Member Agency Conference views hunger through a new lens

Michelle Geoffroy

Michelle Geoffroy, Agency Relations Manager at The Food Bank, explains the importance of connecting with the food pantries, meals sites, and social service organizations we partner with during our annual Member Agency Conference. 

On Tuesday, October 29, The Food Bank held its 4th Annual Member Agency Conference at La Quinta Inn & Suites in Springfield.

If you don’t work at The Food Bank or in a food pantry, the term “member agency conference” might not mean much to you, so allow me to provide a bit of background…

The Food Bank provides healthy food directly through our Mobile Food Bank and Brown Bag: Food for Elders programs. The vast majority of the food we distribute moves through a network of 175 independent food pantries and community meal sites across western Massachusetts. These are our member agencies that contract with The Food Bank to receive this food and deliver it to struggling households in their communities.

Michelle Geoffroy leaning over table leading group discussion and exercise

2019 Agency Relations Conference

The annual Member Agency Conference is an opportunity for our network to connect with peers, share resources and best practices, and explore new ideas to feed our neighbors in needs.

Most years, our conference workshops are on practical topics like fundraising or volunteer management. This year, though, our theme was “Shifting the Focus: Viewing Hunger Through a New Lens.” All our workshops were focused on viewing hunger in a new way – through the lens of college students wondering where their next meal is coming from, or through public policy, or social stigma, or through the underlying causes of hunger.

I’m proud to say, it was our most exciting and best-attended conference ever!

We had discussion-based sessions on countering stigma and identifying ways to address the underlying causes of hunger.

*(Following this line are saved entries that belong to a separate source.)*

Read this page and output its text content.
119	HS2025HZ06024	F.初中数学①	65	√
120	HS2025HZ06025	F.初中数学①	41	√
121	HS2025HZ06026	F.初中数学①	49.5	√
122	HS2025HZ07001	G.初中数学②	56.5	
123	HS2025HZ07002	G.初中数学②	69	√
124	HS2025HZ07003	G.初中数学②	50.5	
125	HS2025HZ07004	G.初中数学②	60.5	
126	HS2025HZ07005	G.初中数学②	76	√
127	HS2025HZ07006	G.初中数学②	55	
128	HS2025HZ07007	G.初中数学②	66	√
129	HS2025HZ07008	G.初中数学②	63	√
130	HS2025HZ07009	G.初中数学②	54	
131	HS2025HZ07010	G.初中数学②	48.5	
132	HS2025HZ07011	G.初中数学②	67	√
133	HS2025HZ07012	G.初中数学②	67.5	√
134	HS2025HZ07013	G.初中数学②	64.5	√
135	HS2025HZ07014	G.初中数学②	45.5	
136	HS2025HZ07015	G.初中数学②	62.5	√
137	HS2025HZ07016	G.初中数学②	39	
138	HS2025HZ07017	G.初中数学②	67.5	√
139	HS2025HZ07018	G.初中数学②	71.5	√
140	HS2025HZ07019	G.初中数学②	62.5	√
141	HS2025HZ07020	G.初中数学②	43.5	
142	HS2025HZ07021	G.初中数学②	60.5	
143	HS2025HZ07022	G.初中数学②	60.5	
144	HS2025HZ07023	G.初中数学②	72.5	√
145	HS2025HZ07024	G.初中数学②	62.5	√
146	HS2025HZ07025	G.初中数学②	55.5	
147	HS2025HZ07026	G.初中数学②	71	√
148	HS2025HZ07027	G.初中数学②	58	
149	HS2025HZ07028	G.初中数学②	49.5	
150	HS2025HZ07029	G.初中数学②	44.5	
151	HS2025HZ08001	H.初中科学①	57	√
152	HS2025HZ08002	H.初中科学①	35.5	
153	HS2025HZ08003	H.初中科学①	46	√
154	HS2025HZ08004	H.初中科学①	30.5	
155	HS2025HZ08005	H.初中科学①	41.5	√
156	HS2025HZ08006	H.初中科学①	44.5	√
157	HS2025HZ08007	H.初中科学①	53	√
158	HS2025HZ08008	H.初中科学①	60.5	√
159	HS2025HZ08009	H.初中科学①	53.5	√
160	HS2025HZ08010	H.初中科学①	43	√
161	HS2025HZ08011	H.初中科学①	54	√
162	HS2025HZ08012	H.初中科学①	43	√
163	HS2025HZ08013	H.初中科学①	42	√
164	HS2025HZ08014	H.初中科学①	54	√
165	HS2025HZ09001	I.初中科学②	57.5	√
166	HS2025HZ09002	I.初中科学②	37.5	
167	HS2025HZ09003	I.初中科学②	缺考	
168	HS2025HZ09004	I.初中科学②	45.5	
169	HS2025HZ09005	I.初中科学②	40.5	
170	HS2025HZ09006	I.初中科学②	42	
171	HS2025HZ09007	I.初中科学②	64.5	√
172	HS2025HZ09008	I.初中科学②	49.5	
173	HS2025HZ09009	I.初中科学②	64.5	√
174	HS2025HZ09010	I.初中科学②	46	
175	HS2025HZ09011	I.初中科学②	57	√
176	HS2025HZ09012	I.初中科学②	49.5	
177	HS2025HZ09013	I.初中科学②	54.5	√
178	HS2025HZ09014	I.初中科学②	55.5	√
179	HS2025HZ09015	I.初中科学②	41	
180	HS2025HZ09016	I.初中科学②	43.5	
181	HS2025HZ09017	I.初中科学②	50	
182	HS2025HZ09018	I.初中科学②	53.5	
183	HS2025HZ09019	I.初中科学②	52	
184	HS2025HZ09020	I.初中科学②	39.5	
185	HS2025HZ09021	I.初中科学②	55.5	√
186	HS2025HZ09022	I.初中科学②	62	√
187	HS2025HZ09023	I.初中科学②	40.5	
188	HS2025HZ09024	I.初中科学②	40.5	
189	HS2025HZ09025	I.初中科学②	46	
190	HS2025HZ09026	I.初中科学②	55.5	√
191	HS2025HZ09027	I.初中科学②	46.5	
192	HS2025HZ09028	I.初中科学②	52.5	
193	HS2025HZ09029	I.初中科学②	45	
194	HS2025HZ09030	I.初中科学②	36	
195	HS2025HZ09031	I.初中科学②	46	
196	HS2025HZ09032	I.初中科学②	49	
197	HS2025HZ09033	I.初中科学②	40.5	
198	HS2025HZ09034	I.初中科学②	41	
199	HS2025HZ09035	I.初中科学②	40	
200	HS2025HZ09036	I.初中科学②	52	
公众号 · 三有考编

We engaged more community partners in presentations and panels than ever before, including the Amherst Survival Center, Stone Soup Café, Clinical & Support Options, and the Franklin Regional Council of Governments.

We had a panel discussion on college hunger, moderated by the United Way of Pioneer Valley and featuring speakers from UMass Amherst, Springfield Technical Community College, and Holyoke Community College.

We had a presentation on proposed changes to SNAP that would limit access to federal food benefits for thousands of our food-insecure neighbors.

Our lunchtime speaker was The Food Bank’s own Hunger Solutions Innovator, Alan Dallmann, who organizes the Coalition to End Hunger, and who encouraged attendees to expand their view of hunger beyond daily food provision to engage in large-scale strategies to reduce the need for food assistance.

To me, this is what made this year’s conference so special. It’s so easy to get bogged down in our day-to-day work and so hard to find time to step back and look at the bigger picture. Even more rarely do we get to do that with people who are so deeply engaged and intimately familiar with what food insecurity really looks like in our community, and the underlying issues that cause it.

It was an excellent opportunity to shift our focus from our daily work of “Feeding our Neighbors in Need,” to look at the second, and arguably more challenging, part of our mission: “Leading the Community to END Hunger.”

The Food Bank’s 2019 member agency conference was sponsored by G & S Industrial Incorporated and Marcus Printing.